Express-Nagarik Wadgaon Vijaystambh Pratisthan, a trust formed jointly by prominent citizens of Pune and The Indian Express, plans to erect the victory pillar and a lifesize statue of Mahadji Shinde at Wadgaon and a tableau of five life-size statues depicting the surrender by the Britishers at the popular hill resort of Khandala, where the Maratha army led by Mahadji Shinde, the founder of the Gwalior dynasty of Scindias, intercepted the supply line of the invading East India Company and humbled its army.
In fact, the Pratisthan claims that both the victory memorial and the tableau of statues at Khandala will be unique. Nowhere in the world is there any such tableau depicting the defeat of a colonial army before one from the third world.
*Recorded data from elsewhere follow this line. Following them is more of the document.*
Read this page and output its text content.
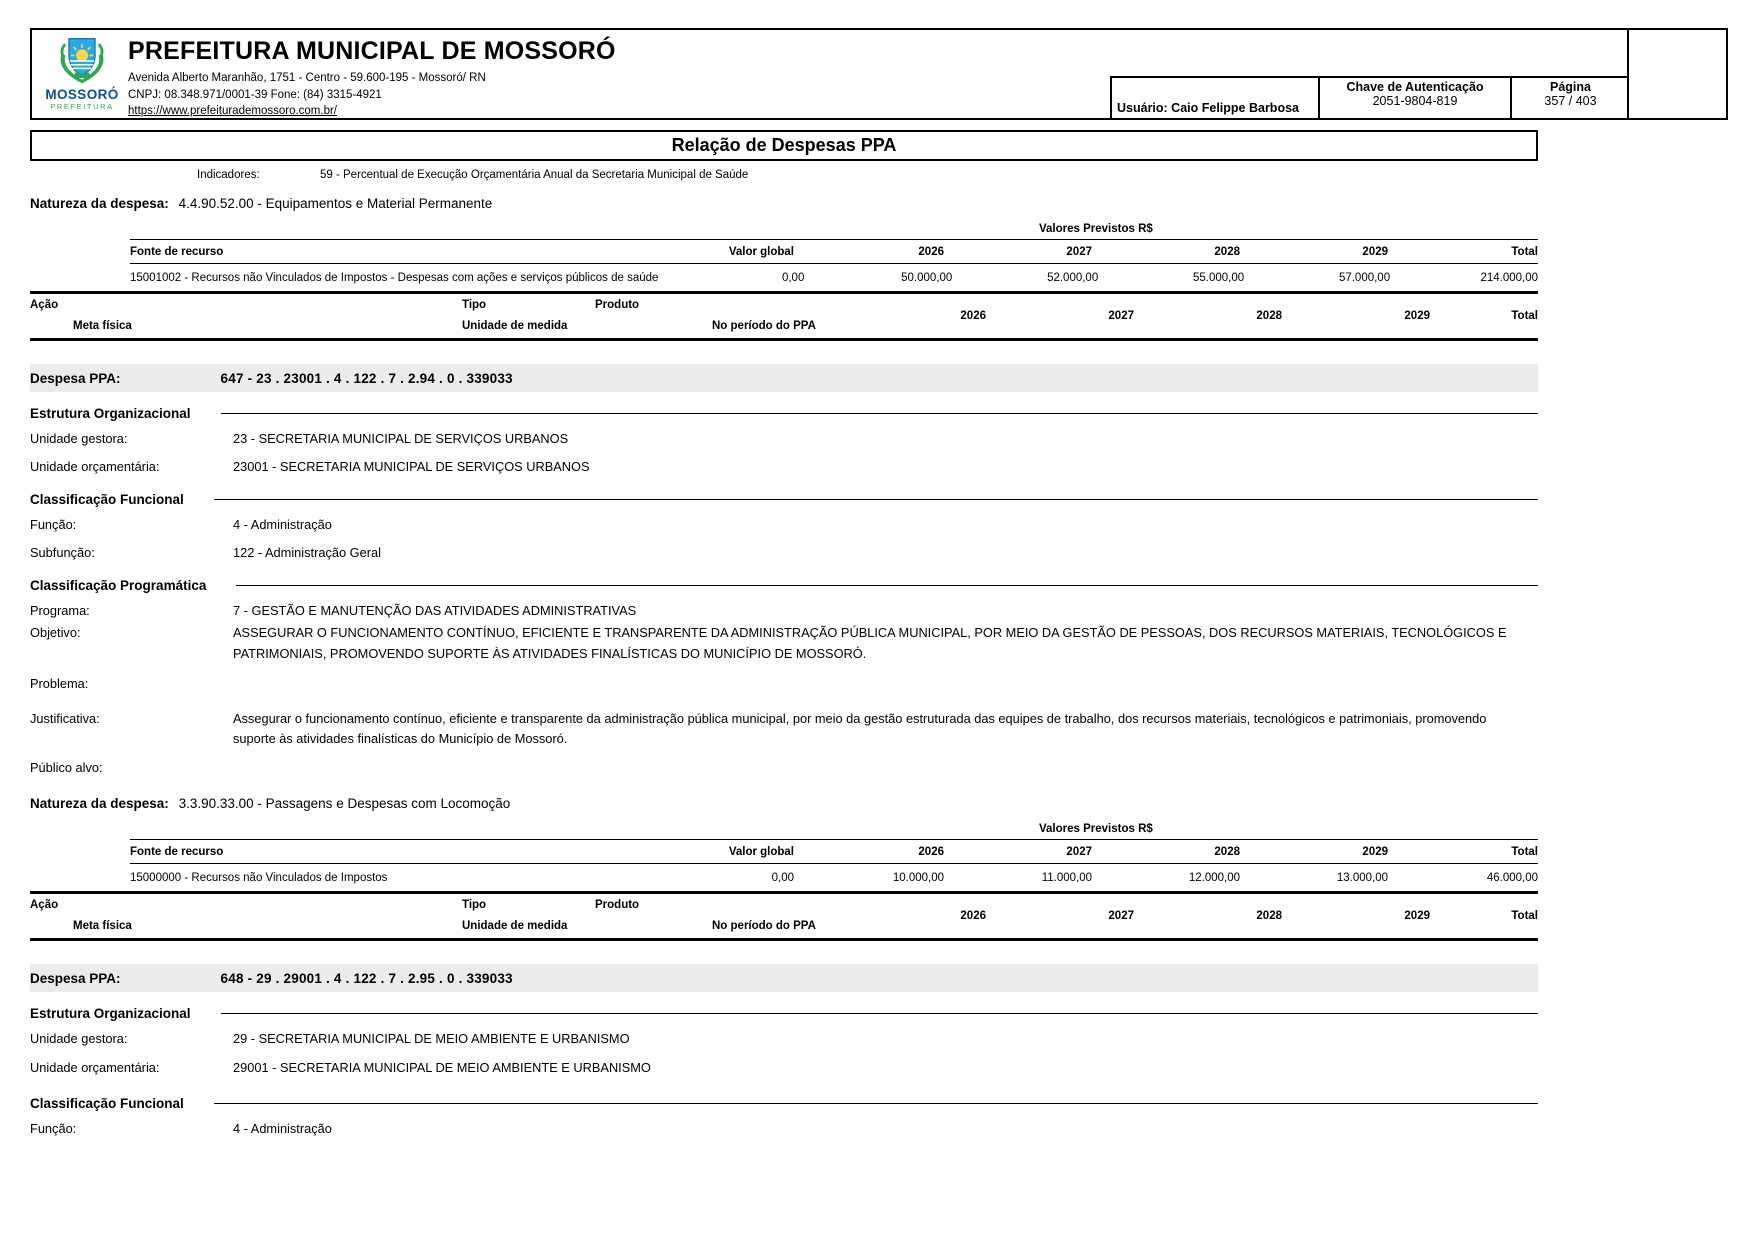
MOSSORÓ
PREFEITURA
PREFEITURA MUNICIPAL DE MOSSORÓ
Avenida Alberto Maranhão, 1751 - Centro - 59.600-195 - Mossoró/ RN
CNPJ: 08.348.971/0001-39 Fone: (84) 3315-4921
https://www.prefeiturademossoro.com.br/	Usuário: Caio Felippe Barbosa
Chave de Autenticação
2051-9804-819
Página
357 / 403
Relação de Despesas PPA
Indicadores:	59 - Percentual de Execução Orçamentária Anual da Secretaria Municipal de Saúde
Natureza da despesa: 4.4.90.52.00 - Equipamentos e Material Permanente
Valores Previstos R$
Fonte de recurso	Valor global	2026	2027	2028	2029	Total
15001002 - Recursos não Vinculados de Impostos - Despesas com ações e serviços públicos de saúde	0,00	50.000,00	52.000,00	55.000,00	57.000,00	214.000,00
Ação	Tipo	Produto
Meta física	Unidade de medida	No período do PPA
2026	2027	2028	2029	Total
Despesa PPA:	647 - 23 . 23001 . 4 . 122 . 7 . 2.94 . 0 . 339033
Estrutura Organizacional
Unidade gestora:	23 - SECRETARIA MUNICIPAL DE SERVIÇOS URBANOS
Unidade orçamentária:	23001 - SECRETARIA MUNICIPAL DE SERVIÇOS URBANOS
Classificação Funcional
Função:	4 - Administração
Subfunção:	122 - Administração Geral
Classificação Programática
Programa:	7 - GESTÃO E MANUTENÇÃO DAS ATIVIDADES ADMINISTRATIVAS
Objetivo:	ASSEGURAR O FUNCIONAMENTO CONTÍNUO, EFICIENTE E TRANSPARENTE DA ADMINISTRAÇÃO PÚBLICA MUNICIPAL, POR MEIO DA GESTÃO DE PESSOAS, DOS RECURSOS MATERIAIS, TECNOLÓGICOS E PATRIMONIAIS, PROMOVENDO SUPORTE ÀS ATIVIDADES FINALÍSTICAS DO MUNICÍPIO DE MOSSORÓ.
Problema:
Justificativa:	Assegurar o funcionamento contínuo, eficiente e transparente da administração pública municipal, por meio da gestão estruturada das equipes de trabalho, dos recursos materiais, tecnológicos e patrimoniais, promovendo suporte às atividades finalísticas do Município de Mossoró.
Público alvo:
Natureza da despesa: 3.3.90.33.00 - Passagens e Despesas com Locomoção
Valores Previstos R$
Fonte de recurso	Valor global	2026	2027	2028	2029	Total
15000000 - Recursos não Vinculados de Impostos	0,00	10.000,00	11.000,00	12.000,00	13.000,00	46.000,00
Ação	Tipo	Produto
Meta física	Unidade de medida	No período do PPA
2026	2027	2028	2029	Total
Despesa PPA:	648 - 29 . 29001 . 4 . 122 . 7 . 2.95 . 0 . 339033
Estrutura Organizacional
Unidade gestora:	29 - SECRETARIA MUNICIPAL DE MEIO AMBIENTE E URBANISMO
Unidade orçamentária:	29001 - SECRETARIA MUNICIPAL DE MEIO AMBIENTE E URBANISMO
Classificação Funcional
Função:	4 - Administração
The Pratisthan has consciously avoided a modern European design for the 25-ft high victory memorial, and instead chosen the traditional tower of lamps, typical of Maharashtra and Karnataka. Stones for the victory memorial have been carved at Kolhapur in south Maharashtra. The deep-maal is a scaled-down replica of a tower of lamps erected nearly 250 years ago at Jyotiba temple complex in Kolhapur district by Mahadji’s father Ranoji Shinde (Scindia).
Erection of the victory memorial at Wadgaon has been facilitated by Wadgaon Maval group gram panchayat, Shrimant Mahadji Shinde Pratisthan of Wadgaon and the cooperative housing society of primary teachers which owned the plot of land and handed it over to the gram panchayat for the project.
MLA from Maval Digambar Bhegde performed the puja of the mangal kalas — anauspicious urn carved in stone — that is to be installed atop the victory pillar. Speaking on the occasion, Pratisthan trustee and president of Symbiosis, a leading educational institution, S.B. Mujumdar said the victory pillar at Wadgaon and the tableau of statues at Khandala will inspire Indians to give world- class performance in every field of life.
He also thanked Pratisthan trustee and leading industrialist Arun Firodia for his generous donation to the project.
“Indians are second to none” is the theme of the project which pledges to resurrect the glory of Indians in the Battle of Wadgaon, records of which were conveniently ignored by the British.
The Treaty of Wadgaon on January 16, 1779 has a unique place in the annals of the resistance that Indians put up to the establishment of British rule in India.